Traditional Ecological Knowledge in Europe: Status Quo and Insights for the Environmental Policy Agenda

2014, Environment: Science and Policy for Sustainable Development - número/volum 56-1 - Pàgines 3-17 - DOI 10.1080/00139157.2014.861673

Autors de l'ICTA:
Erik N. Gómez-Baggethun, Victoria Reyes-García

Tots els autors:
Mónica Hernández-Morcillo, Janis Hoberg, Elisa Oteros-Rozas, Tobias Plieninger, Erik Gómez-Baggethun and Victoria Reyes-García

Over the last two decades, traditional ecological knowledge (TEK) has gained increasing attention as a source of information for environmental science, policy, and management. TEK is defined as a body of knowledge and beliefs about the relations of specific human societies to the local environments in which they live, as well as their local practices for ecosystem use and stewardship.1 Although TEK is different from scientific knowledge, both bodies of knowledge are believed to be largely complementary, having great potential to enrich one another in informing decision-making processes and improving understanding of ecosystems and their dynamics.2,3 TEK can provide insights for the management of species, habitats, ecosystem services, protected areas, and human-shaped landscapes in general.

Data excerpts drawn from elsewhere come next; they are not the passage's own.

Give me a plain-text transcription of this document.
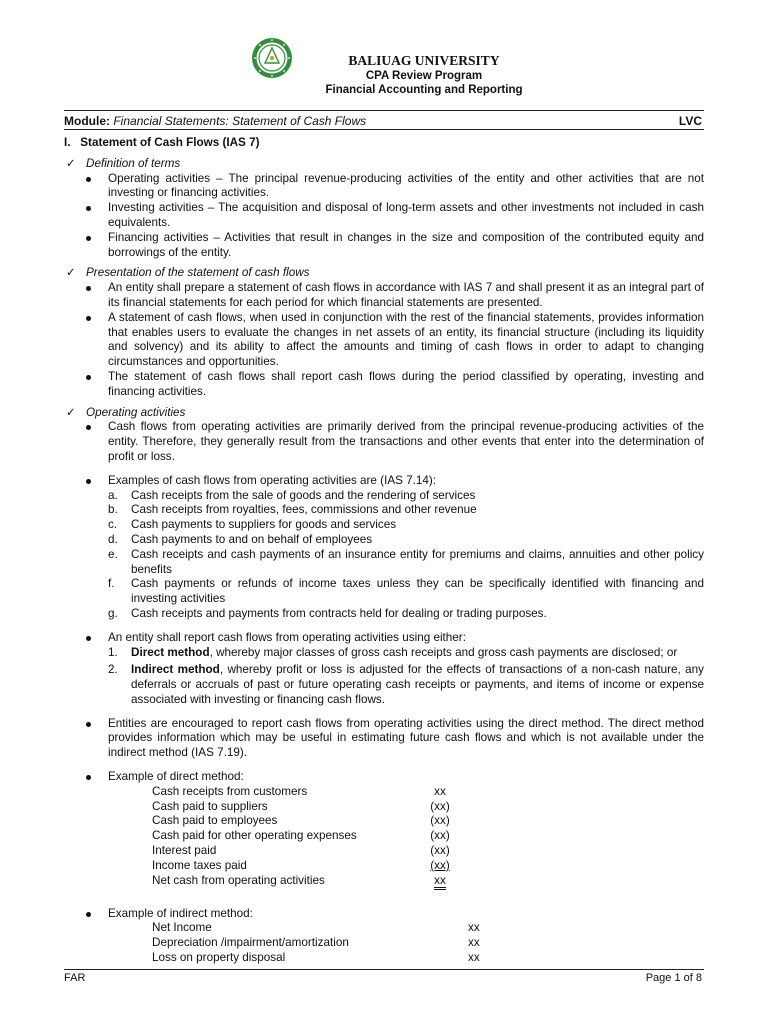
BALIUAG UNIVERSITY
CPA Review Program
Financial Accounting and Reporting
Module: Financial Statements: Statement of Cash Flows	LVC
I. Statement of Cash Flows (IAS 7)
✓ Definition of terms
Operating activities – The principal revenue-producing activities of the entity and other activities that are not investing or financing activities.
Investing activities – The acquisition and disposal of long-term assets and other investments not included in cash equivalents.
Financing activities – Activities that result in changes in the size and composition of the contributed equity and borrowings of the entity.
✓ Presentation of the statement of cash flows
An entity shall prepare a statement of cash flows in accordance with IAS 7 and shall present it as an integral part of its financial statements for each period for which financial statements are presented.
A statement of cash flows, when used in conjunction with the rest of the financial statements, provides information that enables users to evaluate the changes in net assets of an entity, its financial structure (including its liquidity and solvency) and its ability to affect the amounts and timing of cash flows in order to adapt to changing circumstances and opportunities.
The statement of cash flows shall report cash flows during the period classified by operating, investing and financing activities.
✓ Operating activities
Cash flows from operating activities are primarily derived from the principal revenue-producing activities of the entity. Therefore, they generally result from the transactions and other events that enter into the determination of profit or loss.
Examples of cash flows from operating activities are (IAS 7.14):
a. Cash receipts from the sale of goods and the rendering of services
b. Cash receipts from royalties, fees, commissions and other revenue
c. Cash payments to suppliers for goods and services
d. Cash payments to and on behalf of employees
e. Cash receipts and cash payments of an insurance entity for premiums and claims, annuities and other policy benefits
f. Cash payments or refunds of income taxes unless they can be specifically identified with financing and investing activities
g. Cash receipts and payments from contracts held for dealing or trading purposes.
An entity shall report cash flows from operating activities using either:
1. Direct method, whereby major classes of gross cash receipts and gross cash payments are disclosed; or
2. Indirect method, whereby profit or loss is adjusted for the effects of transactions of a non-cash nature, any deferrals or accruals of past or future operating cash receipts or payments, and items of income or expense associated with investing or financing cash flows.
Entities are encouraged to report cash flows from operating activities using the direct method. The direct method provides information which may be useful in estimating future cash flows and which is not available under the indirect method (IAS 7.19).
Example of direct method:
Cash receipts from customers	xx
Cash paid to suppliers	(xx)
Cash paid to employees	(xx)
Cash paid for other operating expenses	(xx)
Interest paid	(xx)
Income taxes paid	(xx)
Net cash from operating activities	xx
Example of indirect method:
Net Income	xx
Depreciation /impairment/amortization	xx
Loss on property disposal	xx
FAR	Page 1 of 8
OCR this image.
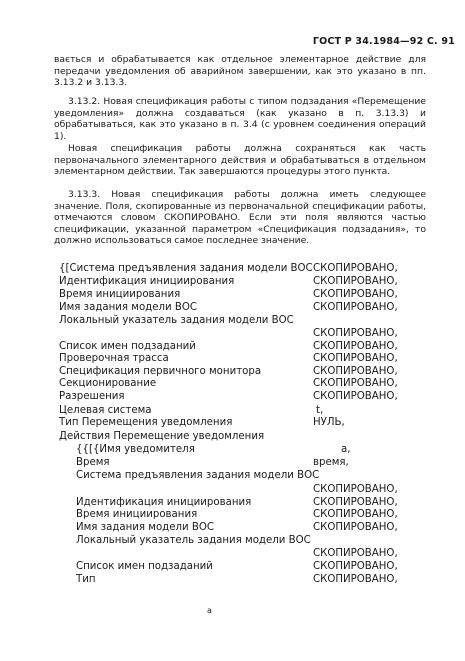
ГОСТ Р 34.1984—92 С. 91
вається и обрабатывается как отдельное элементарное действие для передачи уведомления об аварийном завершении, как это указано в пп. 3.13.2 и 3.13.3.
3.13.2. Новая спецификация работы с типом подзадания «Перемещение уведомления» должна создаваться (как указано в п. 3.13.3) и обрабатываться, как это указано в п. 3.4 (с уровнем соединения операций 1).
Новая спецификация работы должна сохраняться как часть первоначального элементарного действия и обрабатываться в отдельном элементарном действии. Так завершаются процедуры этого пункта.
3.13.3. Новая спецификация работы должна иметь следующее значение. Поля, скопированные из первоначальной спецификации работы, отмечаются словом СКОПИРОВАНО. Если эти поля являются частью спецификации, указанной параметром «Спецификация подзадания», то должно использоваться самое последнее значение.
{[Система предъявления задания модели ВОС СКОПИРОВАНО,
Идентификация инициирования	СКОПИРОВАНО,
Время инициирования	СКОПИРОВАНО,
Имя задания модели ВОС	СКОПИРОВАНО,
Локальный указатель задания модели ВОС
СКОПИРОВАНО,
Список имен подзаданий	СКОПИРОВАНО,
Проверочная трасса	СКОПИРОВАНО,
Спецификация первичного монитора	СКОПИРОВАНО,
Секционирование	СКОПИРОВАНО,
Разрешения	СКОПИРОВАНО,
Целевая система	t,
Тип Перемещения уведомления	НУЛЬ,
Действия Перемещение уведомления
{{[{Имя уведомителя	a,
Время	время,
Система предъявления задания модели ВОС
СКОПИРОВАНО,
Идентификация инициирования	СКОПИРОВАНО,
Время инициирования	СКОПИРОВАНО,
Имя задания модели ВОС	СКОПИРОВАНО,
Локальный указатель задания модели ВОС
СКОПИРОВАНО,
Список имен подзаданий	СКОПИРОВАНО,
Тип	СКОПИРОВАНО,
a
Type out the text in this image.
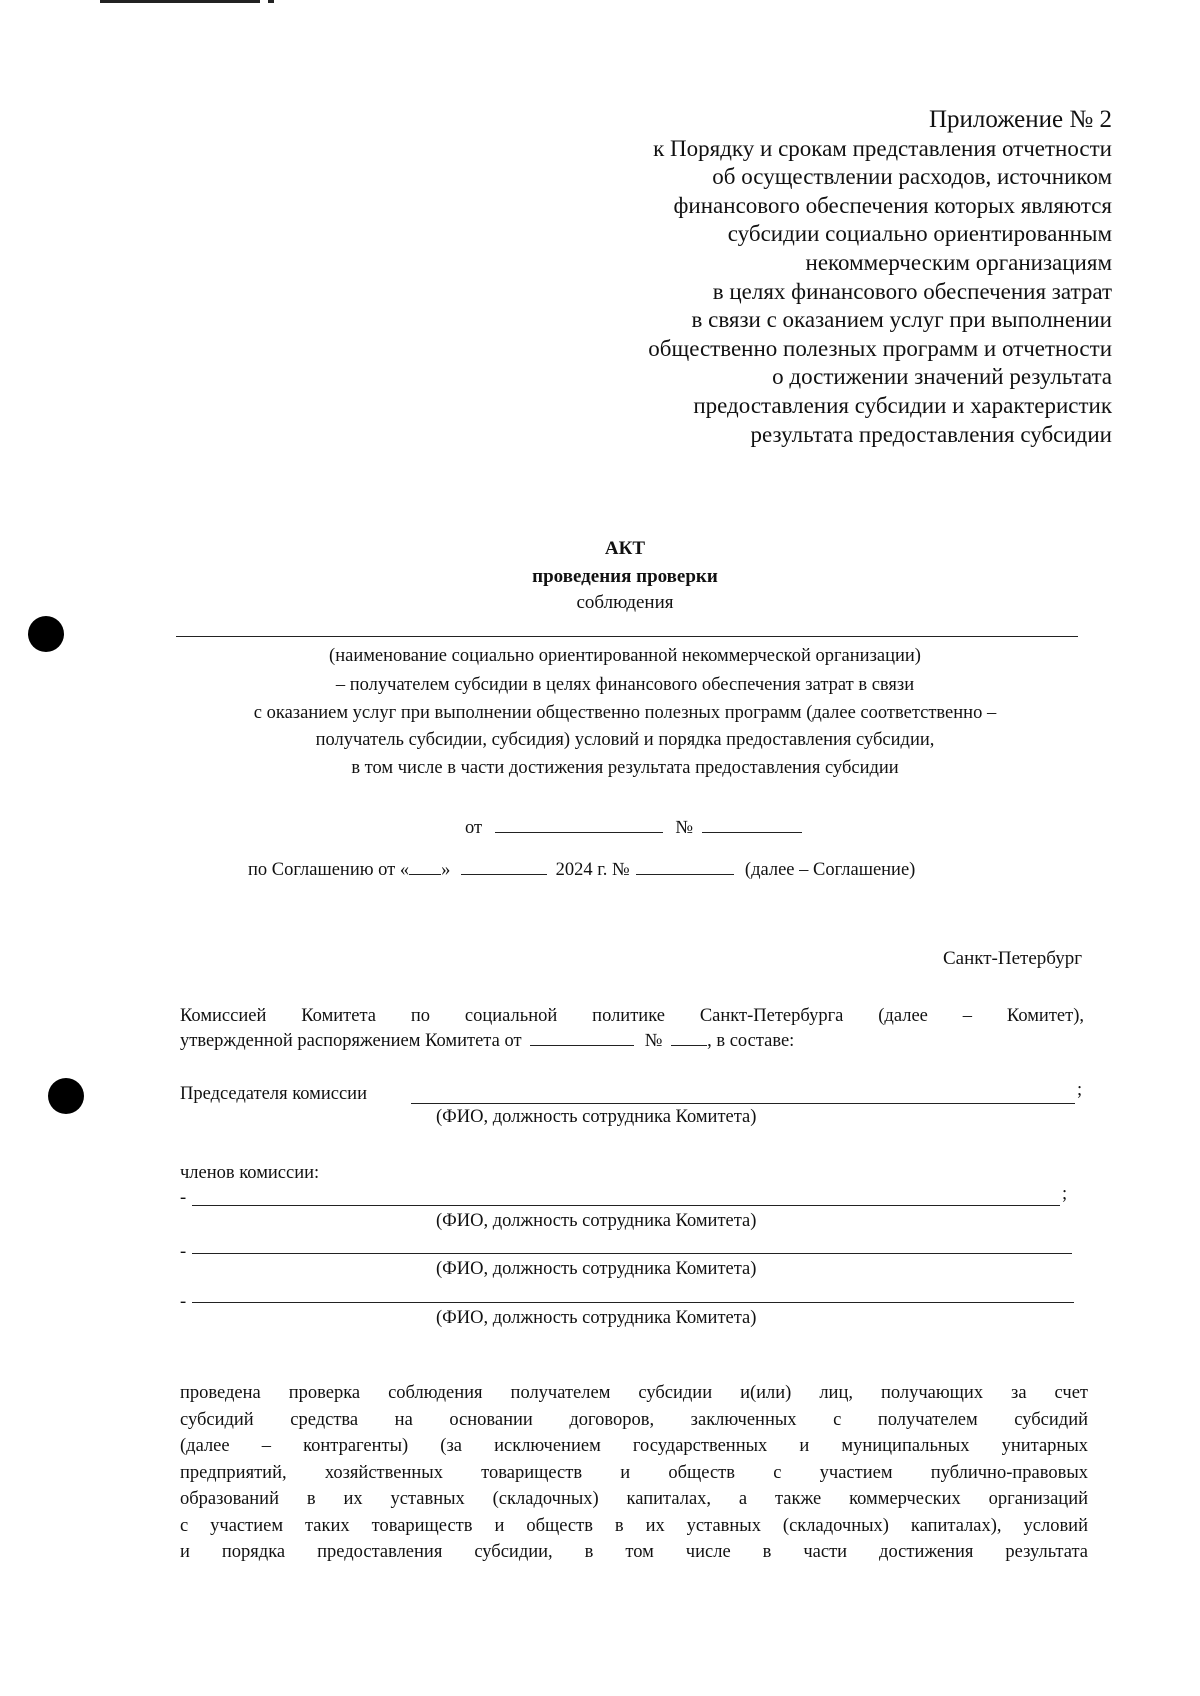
Приложение № 2
к Порядку и срокам представления отчетности
об осуществлении расходов, источником
финансового обеспечения которых являются
субсидии социально ориентированным
некоммерческим организациям
в целях финансового обеспечения затрат
в связи с оказанием услуг при выполнении
общественно полезных программ и отчетности
о достижении значений результата
предоставления субсидии и характеристик
результата предоставления субсидии
АКТ
проведения проверки
соблюдения
(наименование социально ориентированной некоммерческой организации)
– получателем субсидии в целях финансового обеспечения затрат в связи
с оказанием услуг при выполнении общественно полезных программ (далее соответственно –
получатель субсидии, субсидия) условий и порядка предоставления субсидии,
в том числе в части достижения результата предоставления субсидии
от	№
по Соглашению от « »	2024 г. №	(далее – Соглашение)
Санкт-Петербург
Комиссией Комитета по социальной политике Санкт-Петербурга (далее – Комитет),
утвержденной распоряжением Комитета от	№ , в составе:
Председателя комиссии	;
(ФИО, должность сотрудника Комитета)
членов комиссии:
-	;
(ФИО, должность сотрудника Комитета)
-
(ФИО, должность сотрудника Комитета)
-
(ФИО, должность сотрудника Комитета)
проведена проверка соблюдения получателем субсидии и(или) лиц, получающих за счет
субсидий средства на основании договоров, заключенных с получателем субсидий
(далее – контрагенты) (за исключением государственных и муниципальных унитарных
предприятий, хозяйственных товариществ и обществ с участием публично-правовых
образований в их уставных (складочных) капиталах, а также коммерческих организаций
с участием таких товариществ и обществ в их уставных (складочных) капиталах), условий
и порядка предоставления субсидии, в том числе в части достижения результата
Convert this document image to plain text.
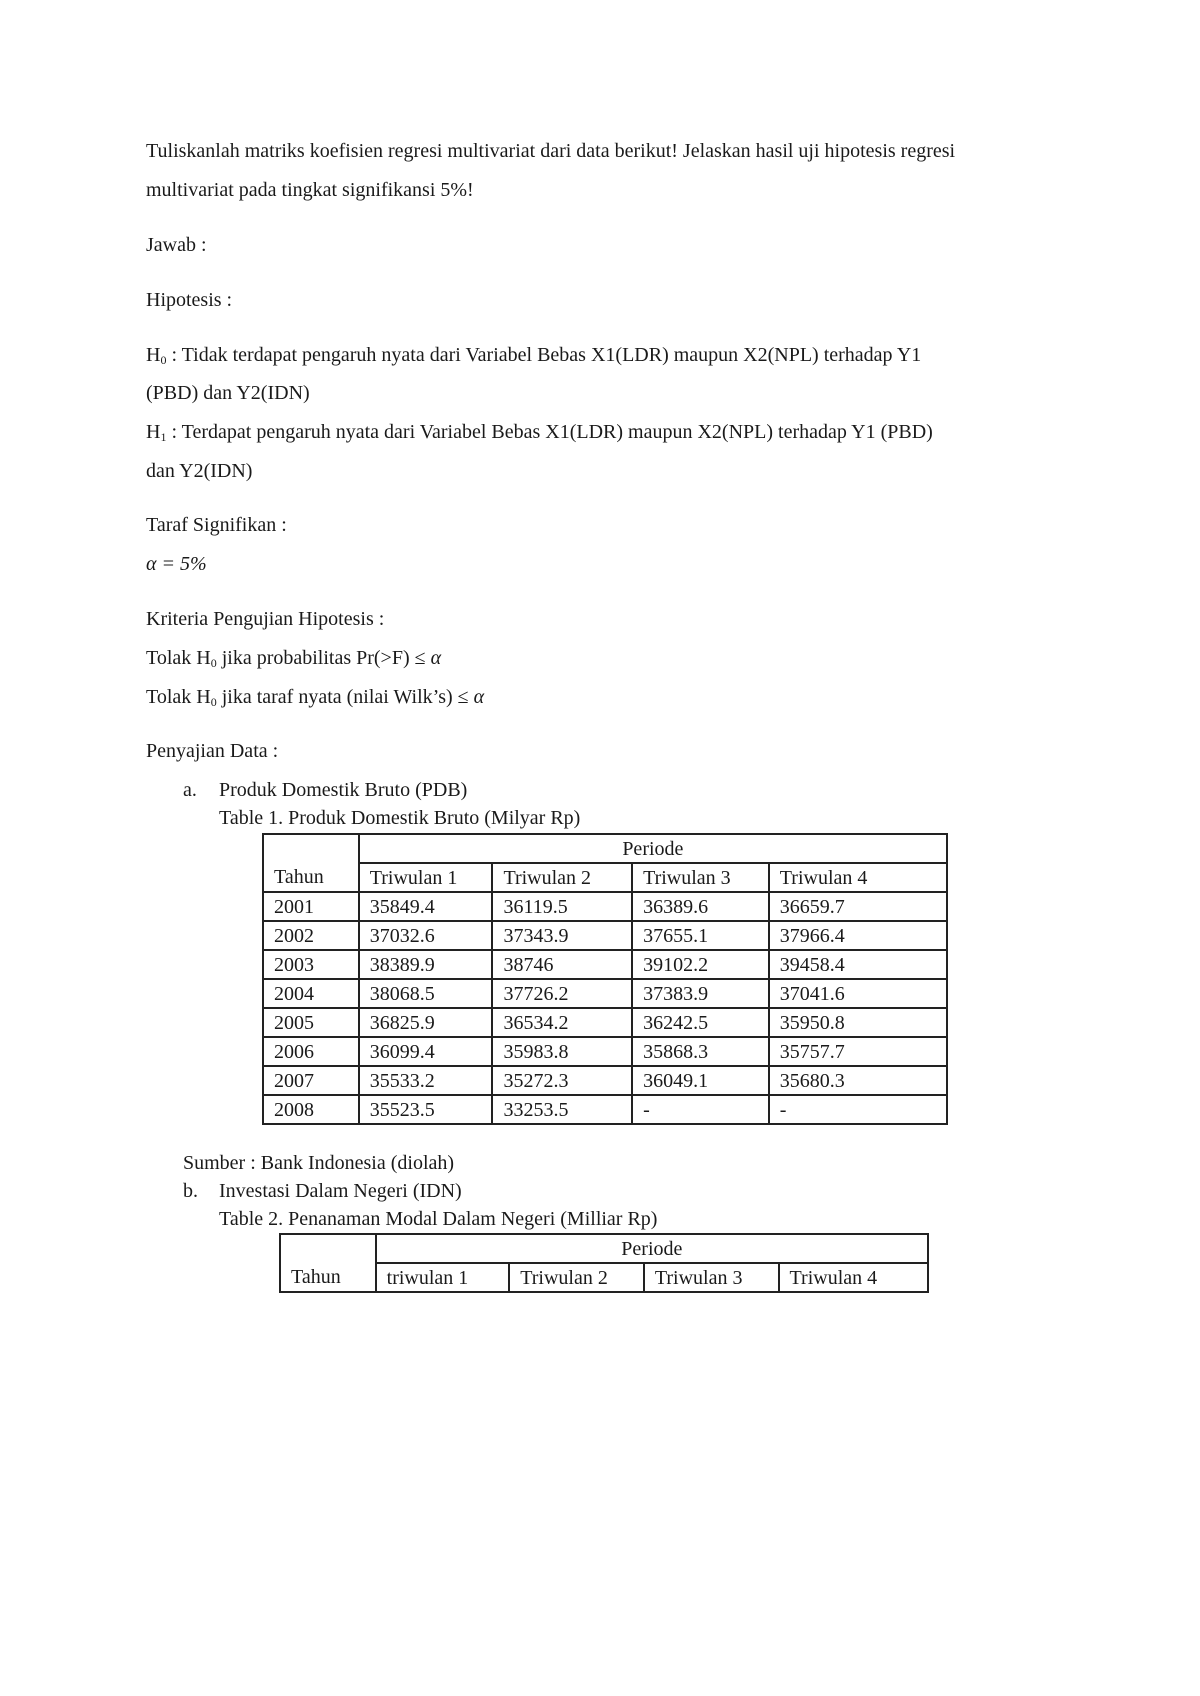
Tuliskanlah matriks koefisien regresi multivariat dari data berikut! Jelaskan hasil uji hipotesis regresi
multivariat pada tingkat signifikansi 5%!
Jawab :
Hipotesis :
$H_0$ : Tidak terdapat pengaruh nyata dari Variabel Bebas X1(LDR) maupun X2(NPL) terhadap Y1
(PBD) dan Y2(IDN)
$H_1$ : Terdapat pengaruh nyata dari Variabel Bebas X1(LDR) maupun X2(NPL) terhadap Y1 (PBD)
dan Y2(IDN)
Taraf Signifikan :
α = 5%
Kriteria Pengujian Hipotesis :
Tolak $H_0$ jika probabilitas Pr(>F) ≤ α
Tolak $H_0$ jika taraf nyata (nilai Wilk’s) ≤ α
Penyajian Data :
a. Produk Domestik Bruto (PDB)
Table 1. Produk Domestik Bruto (Milyar Rp)
Tahun	Periode			
	Triwulan 1	Triwulan 2	Triwulan 3	Triwulan 4
2001	35849.4	36119.5	36389.6	36659.7
2002	37032.6	37343.9	37655.1	37966.4
2003	38389.9	38746	39102.2	39458.4
2004	38068.5	37726.2	37383.9	37041.6
2005	36825.9	36534.2	36242.5	35950.8
2006	36099.4	35983.8	35868.3	35757.7
2007	35533.2	35272.3	36049.1	35680.3
2008	35523.5	33253.5	-	-
Sumber : Bank Indonesia (diolah)
b. Investasi Dalam Negeri (IDN)
Table 2. Penanaman Modal Dalam Negeri (Milliar Rp)
Tahun	Periode			
	triwulan 1	Triwulan 2	Triwulan 3	Triwulan 4
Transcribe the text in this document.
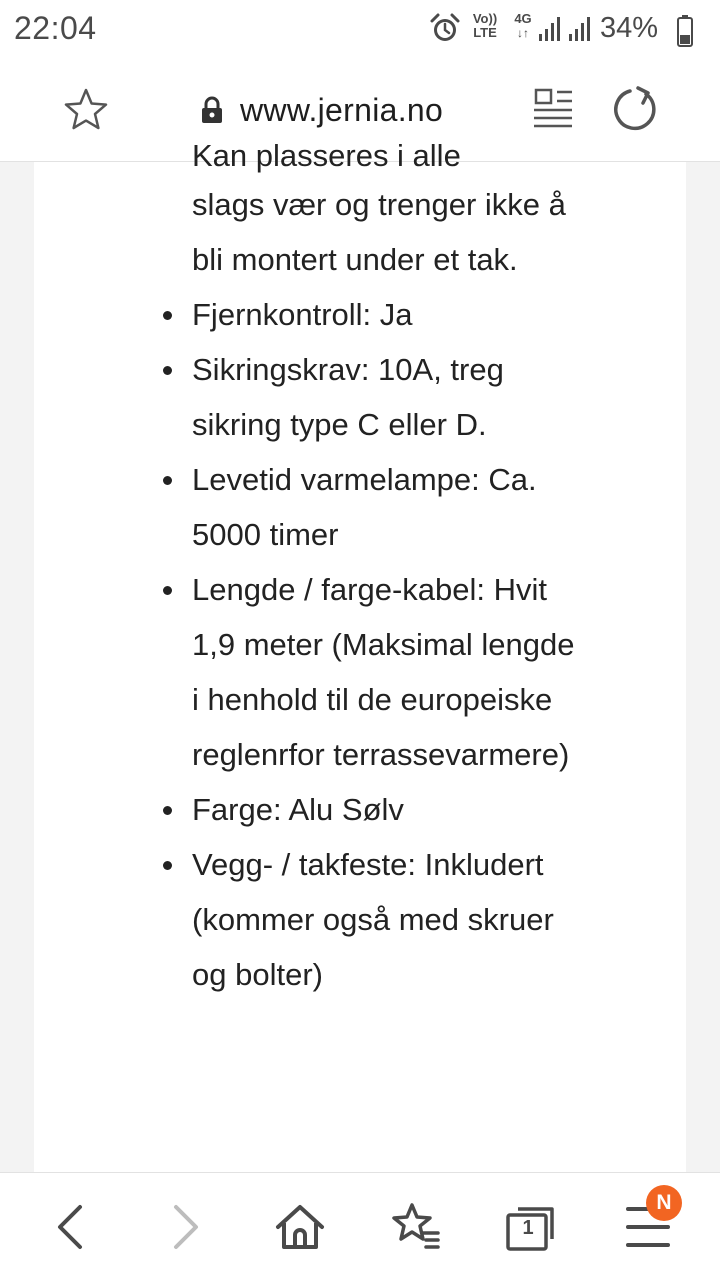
22:04	Vo))
LTE
4G
↓↑ 34%
www.jernia.no
Kan plasseres i alle
slags vær og trenger ikke å
bli montert under et tak.
Fjernkontroll: Ja
Sikringskrav: 10A, treg
sikring type C eller D.
Levetid varmelampe: Ca.
5000 timer
Lengde / farge-kabel: Hvit
1,9 meter (Maksimal lengde
i henhold til de europeiske
reglenrfor terrassevarmere)
Farge: Alu Sølv
Vegg- / takfeste: Inkludert
(kommer også med skruer
og bolter)
1
N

Well-known examples of TEK guiding resource management include the watershed management of salmon rivers by the Amerindians of the Pacific Northwest,4 biodiversity enhancement through creation of forest islands by the Kayapo of Brazil,5 and the conservation of ancient human-influenced natural environments, such as the Satoyama landscapes in Japan.6 Furthermore, it has been argued that implementing TEK may increase the capacity of social-ecological systems to deal with crises, cope with disturbances, maintain long-term resilience, and thus respond to global environmental change,7-10 while also fostering biodiversity and human well-being in a harmonious way.11-12 Theoretical insights and empirical findings addressing the linkages between TEK and global environmental change suggest that despite the worldwide trend of TEK erosion, there is also a process of hybridization, where traditional knowledge, practices, and beliefs are merged with novel forms of knowledge and technologies to create new knowledge systems that seem to increase the resilience of social-ecological systems.